What minimum database privileges does spring.jpa.hibernate.ddl-auto=validate require?

Question

I am trying to use Spring Boot with an Oracle database. During development we have been using the hibernate setting spring.jpa.hibernate.ddl-auto=validate but now that we are moving towards a production release we want to lock down the connection permissions. However, it would be nice to retain the sanity check provided by the hibernate validate startup processing even in the production release.

Sadly, when I try to do this with a database connection that has sufficient privileges to run the Spring Boot application, the hibernate validate stage fails during bean initialisation because it says the tables are missing. Now I know that is not true, so I am betting that hibernate uses additional queries to validate the schema and that these queries require additional access. If I set the value to none then the application works but does not check for schema compatibility. And if I grant the DBA privilege to the connection user and all works fine including the validate. But I am definitely not going to provide that level of access from the application in production.

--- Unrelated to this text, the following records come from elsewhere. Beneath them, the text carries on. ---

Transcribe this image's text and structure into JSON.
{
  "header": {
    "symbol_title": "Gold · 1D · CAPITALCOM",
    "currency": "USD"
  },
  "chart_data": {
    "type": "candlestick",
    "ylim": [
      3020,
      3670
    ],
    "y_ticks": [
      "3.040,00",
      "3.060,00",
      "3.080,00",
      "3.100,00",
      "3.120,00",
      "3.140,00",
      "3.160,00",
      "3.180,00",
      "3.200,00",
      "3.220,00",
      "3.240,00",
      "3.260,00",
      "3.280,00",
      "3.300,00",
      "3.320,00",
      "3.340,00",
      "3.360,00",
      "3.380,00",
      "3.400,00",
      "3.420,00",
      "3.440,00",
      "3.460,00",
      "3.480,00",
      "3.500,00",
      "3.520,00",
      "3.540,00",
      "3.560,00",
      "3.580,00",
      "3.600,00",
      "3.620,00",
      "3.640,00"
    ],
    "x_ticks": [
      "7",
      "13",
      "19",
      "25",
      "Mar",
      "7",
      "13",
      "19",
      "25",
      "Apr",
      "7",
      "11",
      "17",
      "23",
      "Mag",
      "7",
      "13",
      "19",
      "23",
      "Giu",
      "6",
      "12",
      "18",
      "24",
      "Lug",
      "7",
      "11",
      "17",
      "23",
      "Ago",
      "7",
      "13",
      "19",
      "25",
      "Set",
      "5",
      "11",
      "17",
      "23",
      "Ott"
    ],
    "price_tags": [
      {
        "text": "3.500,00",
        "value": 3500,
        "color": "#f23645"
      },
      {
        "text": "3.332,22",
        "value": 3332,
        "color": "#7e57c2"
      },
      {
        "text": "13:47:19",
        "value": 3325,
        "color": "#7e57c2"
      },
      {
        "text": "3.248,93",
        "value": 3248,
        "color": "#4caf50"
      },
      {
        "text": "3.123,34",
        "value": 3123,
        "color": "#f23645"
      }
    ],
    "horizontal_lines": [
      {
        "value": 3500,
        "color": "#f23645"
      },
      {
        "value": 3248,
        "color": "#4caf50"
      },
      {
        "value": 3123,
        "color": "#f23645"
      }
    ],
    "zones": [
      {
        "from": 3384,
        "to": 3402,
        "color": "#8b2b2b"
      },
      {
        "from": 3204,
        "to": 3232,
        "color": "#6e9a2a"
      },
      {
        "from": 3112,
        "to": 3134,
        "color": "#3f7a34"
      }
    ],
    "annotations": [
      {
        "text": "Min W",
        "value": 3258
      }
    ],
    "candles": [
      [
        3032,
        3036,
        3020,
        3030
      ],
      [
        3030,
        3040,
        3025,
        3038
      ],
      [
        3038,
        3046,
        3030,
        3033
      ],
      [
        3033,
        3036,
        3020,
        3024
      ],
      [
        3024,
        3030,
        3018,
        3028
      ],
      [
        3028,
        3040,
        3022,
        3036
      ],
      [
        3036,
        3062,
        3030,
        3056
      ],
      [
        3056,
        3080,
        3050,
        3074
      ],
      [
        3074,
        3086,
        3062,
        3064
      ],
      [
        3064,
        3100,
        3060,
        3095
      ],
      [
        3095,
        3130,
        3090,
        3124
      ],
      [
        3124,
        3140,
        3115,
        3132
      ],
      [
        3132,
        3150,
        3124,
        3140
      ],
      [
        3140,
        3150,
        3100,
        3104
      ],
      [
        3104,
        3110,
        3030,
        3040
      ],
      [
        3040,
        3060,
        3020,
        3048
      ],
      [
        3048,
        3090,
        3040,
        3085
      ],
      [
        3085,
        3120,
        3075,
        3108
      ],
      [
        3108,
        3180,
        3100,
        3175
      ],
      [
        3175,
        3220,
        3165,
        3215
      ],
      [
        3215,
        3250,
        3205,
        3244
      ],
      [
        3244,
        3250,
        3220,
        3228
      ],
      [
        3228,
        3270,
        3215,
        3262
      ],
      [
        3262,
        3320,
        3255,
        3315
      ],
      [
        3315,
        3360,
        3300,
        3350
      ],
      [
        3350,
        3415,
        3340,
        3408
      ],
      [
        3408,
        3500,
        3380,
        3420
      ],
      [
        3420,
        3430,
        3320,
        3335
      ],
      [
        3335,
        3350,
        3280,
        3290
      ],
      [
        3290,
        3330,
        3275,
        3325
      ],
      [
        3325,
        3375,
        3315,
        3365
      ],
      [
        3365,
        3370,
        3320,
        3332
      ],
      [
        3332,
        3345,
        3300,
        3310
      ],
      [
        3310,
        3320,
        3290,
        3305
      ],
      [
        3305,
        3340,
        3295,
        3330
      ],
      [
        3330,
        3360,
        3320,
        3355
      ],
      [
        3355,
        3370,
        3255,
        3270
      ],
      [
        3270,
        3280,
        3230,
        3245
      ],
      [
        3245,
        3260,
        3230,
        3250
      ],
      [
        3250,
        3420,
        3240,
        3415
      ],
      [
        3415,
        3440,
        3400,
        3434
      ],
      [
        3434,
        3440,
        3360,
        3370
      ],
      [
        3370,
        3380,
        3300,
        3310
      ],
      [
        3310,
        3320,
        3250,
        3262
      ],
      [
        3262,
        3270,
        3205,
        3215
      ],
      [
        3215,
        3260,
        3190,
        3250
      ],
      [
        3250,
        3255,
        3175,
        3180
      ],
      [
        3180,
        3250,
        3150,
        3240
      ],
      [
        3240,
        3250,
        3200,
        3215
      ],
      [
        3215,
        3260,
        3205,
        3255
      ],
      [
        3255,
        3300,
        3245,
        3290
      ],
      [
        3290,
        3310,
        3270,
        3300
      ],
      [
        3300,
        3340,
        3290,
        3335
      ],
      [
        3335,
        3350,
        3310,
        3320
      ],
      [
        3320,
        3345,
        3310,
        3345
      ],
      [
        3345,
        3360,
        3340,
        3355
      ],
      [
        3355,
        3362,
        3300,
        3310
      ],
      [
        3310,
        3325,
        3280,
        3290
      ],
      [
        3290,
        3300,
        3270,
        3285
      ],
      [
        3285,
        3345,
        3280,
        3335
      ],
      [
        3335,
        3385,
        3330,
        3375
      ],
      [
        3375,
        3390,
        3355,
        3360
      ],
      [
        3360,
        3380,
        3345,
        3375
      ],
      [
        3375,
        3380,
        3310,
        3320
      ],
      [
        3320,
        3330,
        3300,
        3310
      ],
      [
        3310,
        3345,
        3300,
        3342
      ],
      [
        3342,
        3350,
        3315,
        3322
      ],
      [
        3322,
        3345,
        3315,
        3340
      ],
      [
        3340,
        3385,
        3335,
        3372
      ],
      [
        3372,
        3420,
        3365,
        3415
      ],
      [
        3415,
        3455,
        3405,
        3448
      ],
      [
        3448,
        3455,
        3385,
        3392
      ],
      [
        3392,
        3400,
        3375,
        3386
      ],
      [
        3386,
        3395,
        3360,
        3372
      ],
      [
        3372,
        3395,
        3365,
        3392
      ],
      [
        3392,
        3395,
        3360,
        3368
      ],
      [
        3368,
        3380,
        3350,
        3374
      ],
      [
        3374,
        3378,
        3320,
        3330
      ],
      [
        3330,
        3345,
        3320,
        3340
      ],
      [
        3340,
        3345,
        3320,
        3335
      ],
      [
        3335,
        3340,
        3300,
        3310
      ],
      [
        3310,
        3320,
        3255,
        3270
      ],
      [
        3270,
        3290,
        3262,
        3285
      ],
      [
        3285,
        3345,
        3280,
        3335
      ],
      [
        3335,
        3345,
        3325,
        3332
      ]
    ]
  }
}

So, does anyone know the least privileges I can add to the user account such that I can enable hibernate validation? Ideally I would just provide SELECT, INSERT, UPDATE and DELETE on the tables and the CONNECT privilege on the user account but that is not sufficient to enable the validation.

I have considered creating a special automatic schema version variable somewhere and validating this at runtime, but it seems messy. If I could find an acceptable combination of Oracle privileges that enables the validation step without opening the connection too much then I would prefer to use that approach.

I could also define a special job on our Continuous Integration server such that it temporarily enables all the database permissions just for the one job. But I feel this is a sledgehammer approach and does not feel elegant.

Any hints gratefully received.

Many thanks, Jonathan

Answer 1

Whoops!

I'm posting this answer to my own question because it turns out that I made a mistake. Due to a well-hidden error message in my SQL scripting, I had not actually assigned all of the basic permissions to the tables (and other categories such as indexes). But I hadn't run all workflows within the application which would have revealed this. Once I fixed the access problems, that provided sufficient access for the Hibernate validate processing step as well.

Thank you to everyone who looked at my question, the answer is to make sure that you actually do have at least read access (SELECT privilege) to everything in your Oracle schema. (Hibernate checks them all at startup so was more rigorous than my simplistic manual tests).